Serve through FastAPI

from fastapi import FastAPI, HTTPException
from mem0 import AsyncMemory

app = FastAPI()
memory = AsyncMemory()

@app.post("/memories/")
async def add_memory(messages: list, user_id: str):
    try:
        result = await memory.add(messages=messages, user_id=user_id)
        return {"status": "success", "data": result}
    except Exception as exc:
        raise HTTPException(status_code=500, detail=str(exc))

@app.get("/memories/search")
async def search_memories(query: str, user_id: str, limit: int = 10):
    try:
        result = await memory.search(query=query, user_id=user_id, limit=limit)
        return {"status": "success", "data": result}
    except Exception as exc:
        raise HTTPException(status_code=500, detail=str(exc))
Create one AsyncMemory instance per process when using FastAPI—startup hooks are a good place to configure and reuse it.

Instrument logging

import logging
import time
from functools import wraps

logging.basicConfig(level=logging.INFO)
logger = logging.getLogger(__name__)

def log_async_operation(operation_name):
    def decorator(func):
        @wraps(func)
        async def wrapper(*args, **kwargs):
            start_time = time.time()
            logger.info(f"Starting {operation_name}")
            try:
                result = await func(*args, **kwargs)
                duration = time.time() - start_time
                logger.info(f"{operation_name} completed in {duration:.2f}s")
                return result
            except Exception as exc:
                duration = time.time() - start_time
                logger.error(f"{operation_name} failed after {duration:.2f}s: {exc}")
                raise
        return wrapper
    return decorator

@log_async_operation("Memory Add")
async def logged_memory_add(memory, messages, user_id):
    return await memory.add(messages=messages, user_id=user_id)
Logged durations give you the baseline needed to spot regressions once AsyncMemory is in production.

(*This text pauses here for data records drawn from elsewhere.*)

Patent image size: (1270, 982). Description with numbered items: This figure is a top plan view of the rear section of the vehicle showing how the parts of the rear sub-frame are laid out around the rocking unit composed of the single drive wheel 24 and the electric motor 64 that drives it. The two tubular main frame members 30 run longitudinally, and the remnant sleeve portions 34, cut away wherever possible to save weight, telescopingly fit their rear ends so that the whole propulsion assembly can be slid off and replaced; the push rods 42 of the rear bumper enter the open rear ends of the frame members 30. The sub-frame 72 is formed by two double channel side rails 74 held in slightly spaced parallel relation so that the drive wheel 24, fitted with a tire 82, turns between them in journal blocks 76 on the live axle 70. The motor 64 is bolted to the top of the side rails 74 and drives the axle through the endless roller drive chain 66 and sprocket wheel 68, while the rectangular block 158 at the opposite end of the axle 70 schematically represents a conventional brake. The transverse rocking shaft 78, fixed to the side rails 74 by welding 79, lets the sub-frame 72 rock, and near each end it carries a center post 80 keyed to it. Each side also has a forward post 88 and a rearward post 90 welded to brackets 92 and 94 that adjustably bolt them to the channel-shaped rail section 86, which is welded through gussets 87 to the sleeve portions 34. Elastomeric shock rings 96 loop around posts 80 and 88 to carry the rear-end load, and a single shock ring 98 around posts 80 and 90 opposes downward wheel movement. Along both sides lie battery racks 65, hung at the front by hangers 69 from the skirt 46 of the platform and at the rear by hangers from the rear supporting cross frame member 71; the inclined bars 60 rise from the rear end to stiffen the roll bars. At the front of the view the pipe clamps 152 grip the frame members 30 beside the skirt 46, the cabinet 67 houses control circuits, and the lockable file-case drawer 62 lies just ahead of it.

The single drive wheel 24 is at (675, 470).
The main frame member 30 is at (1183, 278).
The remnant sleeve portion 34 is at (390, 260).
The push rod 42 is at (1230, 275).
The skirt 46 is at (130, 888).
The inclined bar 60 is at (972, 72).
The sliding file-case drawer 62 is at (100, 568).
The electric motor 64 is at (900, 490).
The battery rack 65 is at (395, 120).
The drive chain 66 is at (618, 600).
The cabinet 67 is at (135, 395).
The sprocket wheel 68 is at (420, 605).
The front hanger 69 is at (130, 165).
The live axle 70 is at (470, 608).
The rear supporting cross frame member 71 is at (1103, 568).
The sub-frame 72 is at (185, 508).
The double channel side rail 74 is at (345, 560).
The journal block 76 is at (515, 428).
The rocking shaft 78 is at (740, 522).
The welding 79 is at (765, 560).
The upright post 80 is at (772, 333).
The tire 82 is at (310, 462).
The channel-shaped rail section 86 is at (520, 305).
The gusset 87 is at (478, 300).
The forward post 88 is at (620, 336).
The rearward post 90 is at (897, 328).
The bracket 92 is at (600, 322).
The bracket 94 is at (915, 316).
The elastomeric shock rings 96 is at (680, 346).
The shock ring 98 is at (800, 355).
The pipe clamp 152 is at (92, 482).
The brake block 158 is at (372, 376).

Verify the feature is working

  • Run a quick add/search cycle and confirm the returned memory content matches your input.
  • Inspect application logs to ensure async tasks complete without blocking the event loop.
  • In FastAPI or other frameworks, hit health endpoints to verify the shared client handles concurrent requests.
  • Monitor retry counters—unexpected spikes indicate configuration or connectivity issues.

Best practices

  1. Keep operations awaited: Forgetting await is the fastest way to miss writes—lint for it or add helper wrappers.
  2. Scope deletions carefully: Always supply user_id, agent_id, or run_id to avoid purging too much data.
  3. Batch writes thoughtfully: Use asyncio.gather for throughput but cap concurrency based on backend capacity.
  4. Log errors with context: Capture user and agent scopes to triage failures quickly.
  5. Reuse clients: Instantiate AsyncMemory once per worker to avoid repeated backend handshakes.

Troubleshooting

IssuePossible causesFix
Initialization failsMissing dependencies, invalid configValidate MemoryConfig settings and environment variables.
Slow operationsLarge datasets, network latencyCache heavy queries and tune vector store parameters.
Memory not foundInvalid ID or deleted recordCheck ID source and handle soft-deleted states.
Connection timeoutsNetwork issues, overloaded backendApply retries/backoff and inspect infrastructure health.
Out-of-memory errorsOversized batchesReduce concurrency or chunk operations into smaller sets.